I do like to be bossy and I insist you use FRESH dates for this recipe. You will find them in the fruit and vegetable section of your local supermarket. If I wanted you to use dried dates, from the baking aisle, I would have soaked the dates in water to soften them. Dried dates, will not work in this recipe, they will be too stringy.
So bake away and bake yourself happy!
- 215 g chopped, pitted, FRESH dates (about 12)
- 100 g chopped almonds
- 1½ sheets of sweet shortcrust pastry (about 390g)
- 100 g softened butter
- 140 g Billington's light muscovado sugar
- 1 tsp vanilla essence
- 150 g ground almonds
- 50 g plain flour
- 1 tsp cinnamon
- additional 50 g chopped almonds
- additional 1 Tbsp Billington's light muscovado sugar
- Toffee Sauce
- 100 g Billington's muscovado sugar
- 60 g butter
- 100 ml cream
- 1 tsp vanilla essence
- Chop the dates and almonds, set aside.
- Line an 11 inch flan tin with the pastry and refrigerate until needed.

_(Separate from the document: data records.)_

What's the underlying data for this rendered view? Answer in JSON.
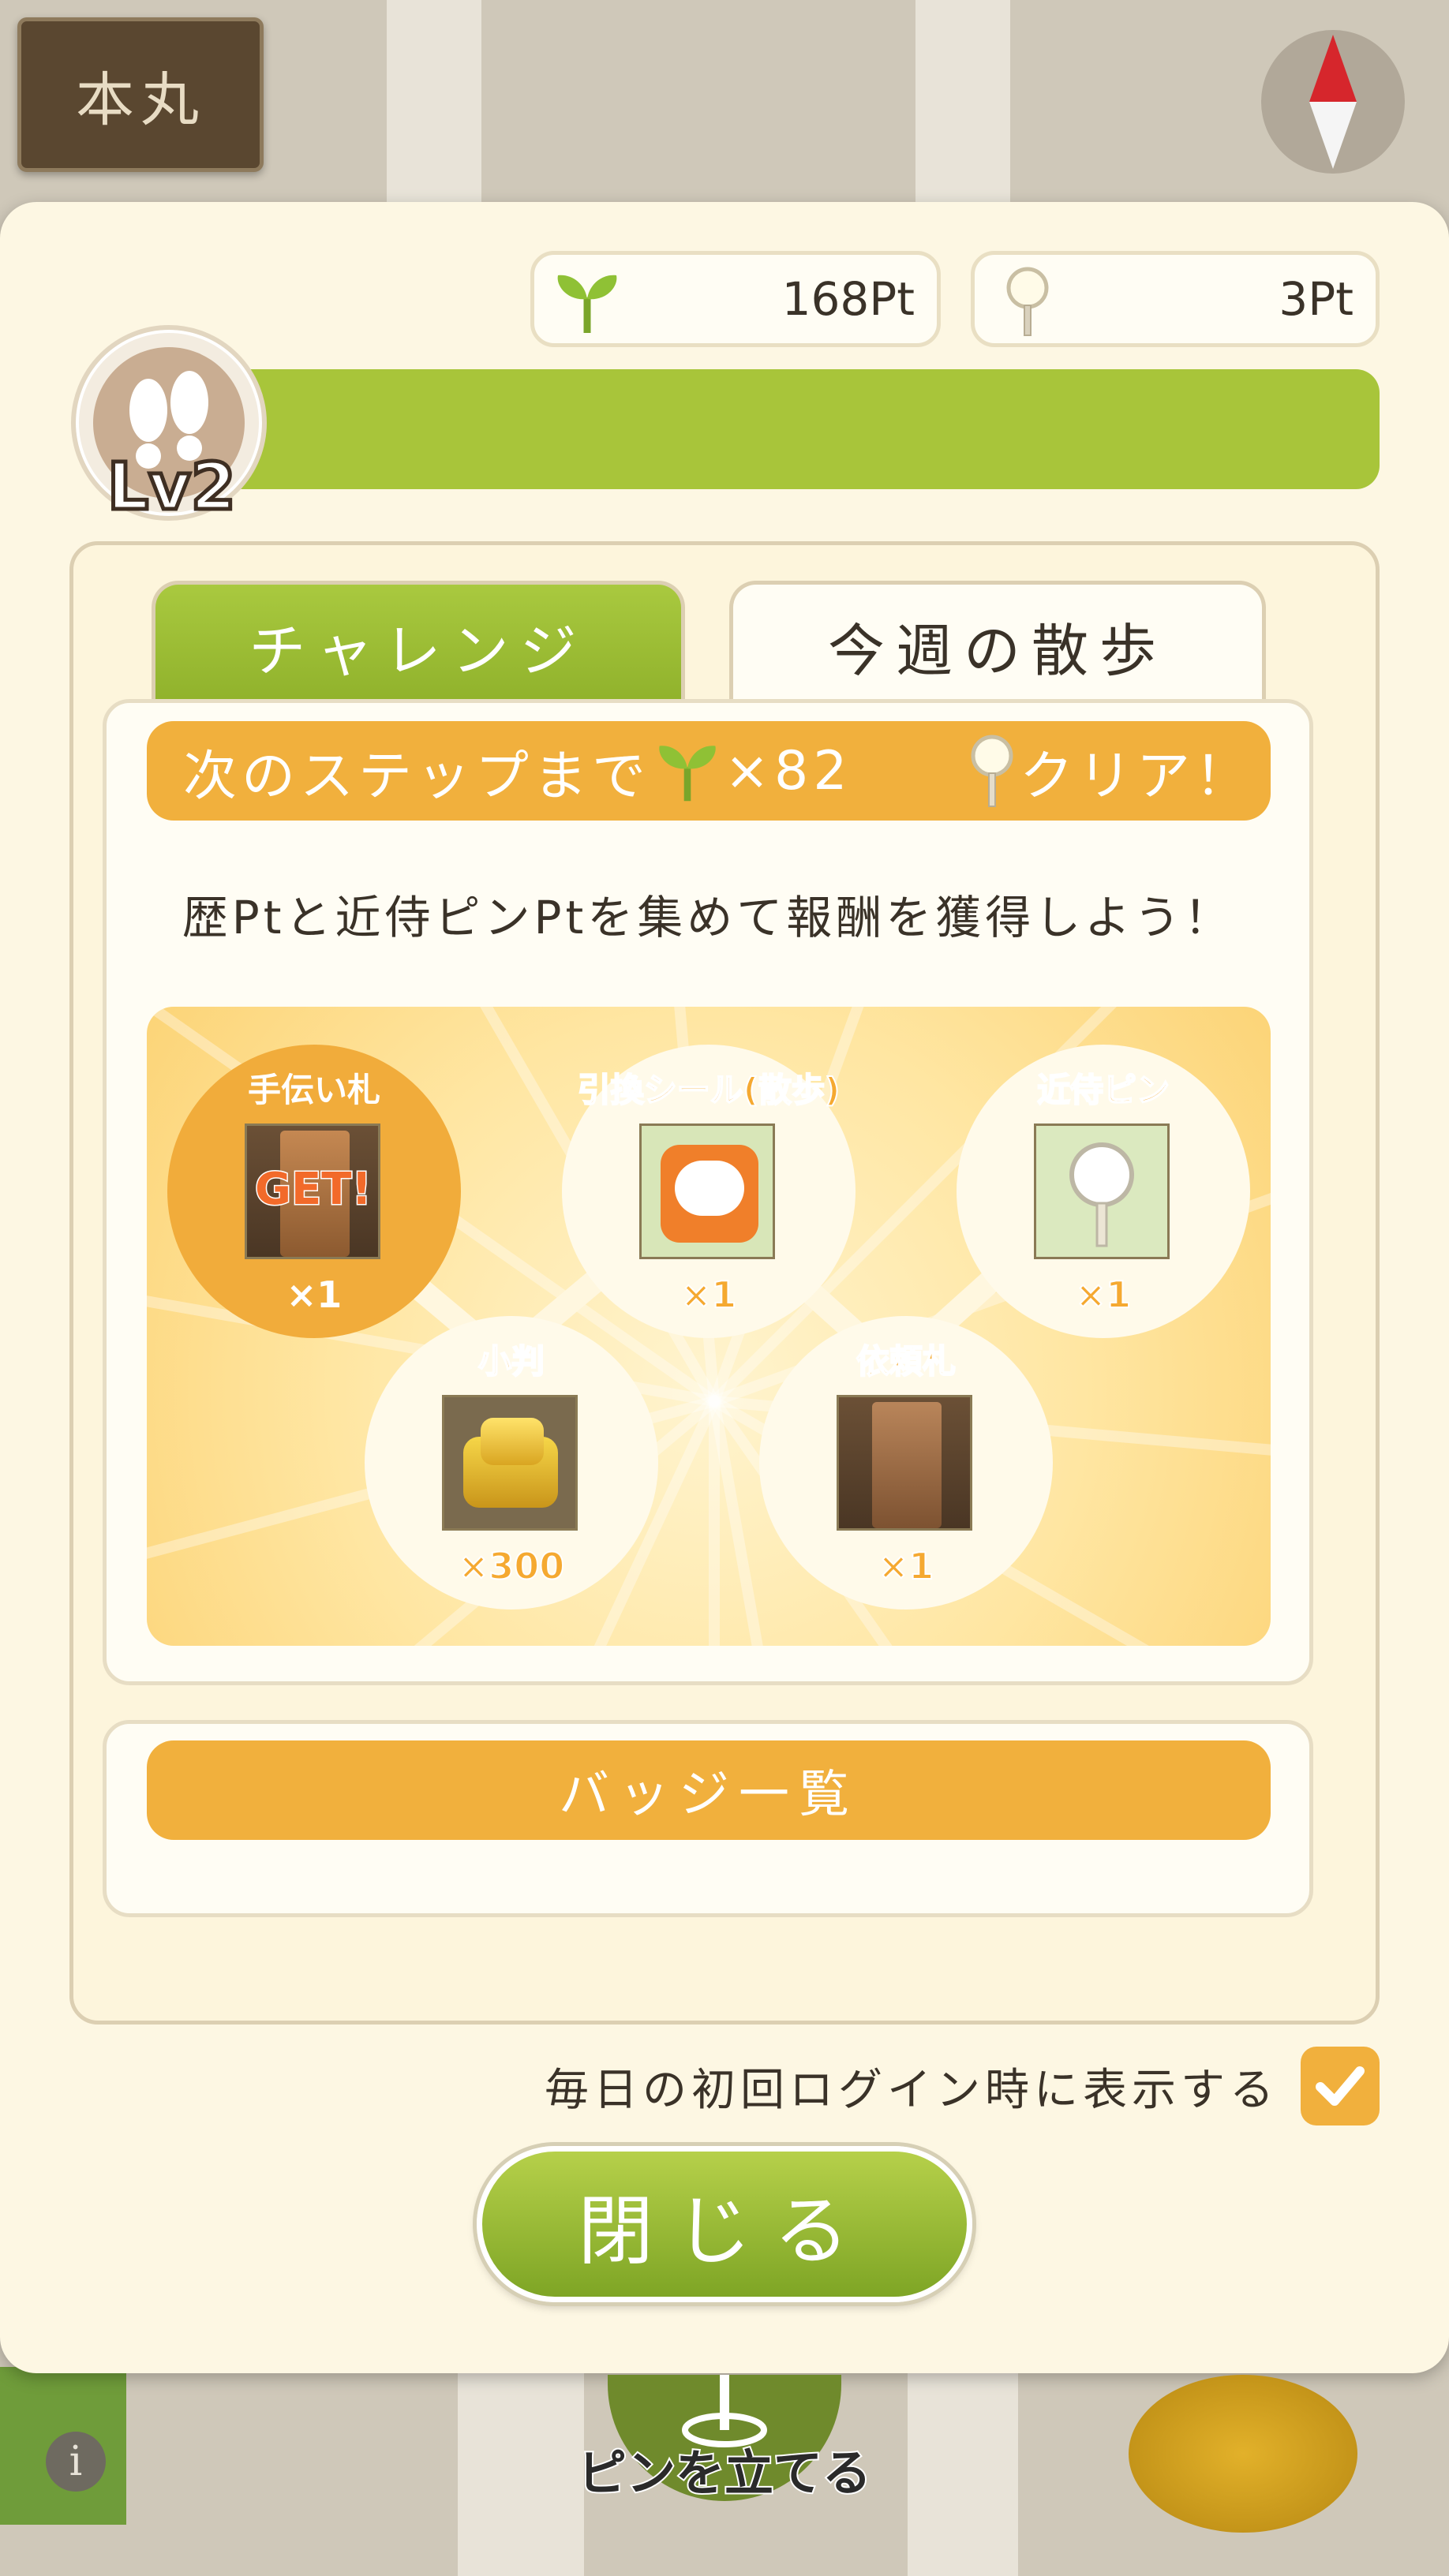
{
  "map": {
    "location_button": "本丸",
    "pin_button_label": "ピンを立てる",
    "info_icon": "i"
  },
  "points": {
    "sprout_pt": "168Pt",
    "pin_pt": "3Pt"
  },
  "level": {
    "label": "Lv2"
  },
  "tabs": {
    "challenge": "チャレンジ",
    "weekly_walk": "今週の散歩"
  },
  "step": {
    "prefix": "次のステップまで",
    "count": "×82",
    "clear": "クリア！"
  },
  "description": "歴Ptと近侍ピンPtを集めて報酬を獲得しよう！",
  "rewards": [
    {
      "label": "手伝い札",
      "count": "×1",
      "overlay": "GET!",
      "got": true
    },
    {
      "label": "引換シール(散歩)",
      "count": "×1",
      "got": false
    },
    {
      "label": "近侍ピン",
      "count": "×1",
      "got": false
    },
    {
      "label": "小判",
      "count": "×300",
      "got": false
    },
    {
      "label": "依頼札",
      "count": "×1",
      "got": false
    }
  ],
  "badge_button": "バッジ一覧",
  "login_option": {
    "label": "毎日の初回ログイン時に表示する",
    "checked": true
  },
  "close_button": "閉じる",
  "colors": {
    "accent_orange": "#f1b03d",
    "accent_green": "#a8c53a",
    "panel_bg": "#fdf7e3"
  }
}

- In a small bowl, cream the butter, sugar and essence for 3 minutes until light and creamy.
- Transfer mixture to a larger bowl and fold in the flour, ground almond and cinnamon.
- Thoroughly fold in the dates and almonds to make sure the dates are evenly distributed.
- Spread the mixture into the prepared pastry case, levelling it out with a knife if necessary.
- Sprinkle more chopped almonds on top and finish with a light sprinkling of the muscovado sugar.
- Bake at 170 degrees celsius for 30 minutes or until a skewer inserted for 10 seconds comes out clean.
- Toffee sauce
- Place all ingredients into a small pot, bring to the boil, reduce the heat and simmer for 5 minutes. The sauce will thicken as it cools, just reheat if necessary.
I have kept the almonds and dates roughly chopped but you could do them much finer.
I use store bought pastry, it's perfect for this recipe.
Substituting some of the Billington's light muscovado sugar for Billington's molasses sugar will give your pie a deeper colour and richer flavour.
You need to keep an eye on this tart, to make sure the crust doesn't start burning. If it is browning too quickly either turn the oven down to 150, or cover with a piece of tinfoil.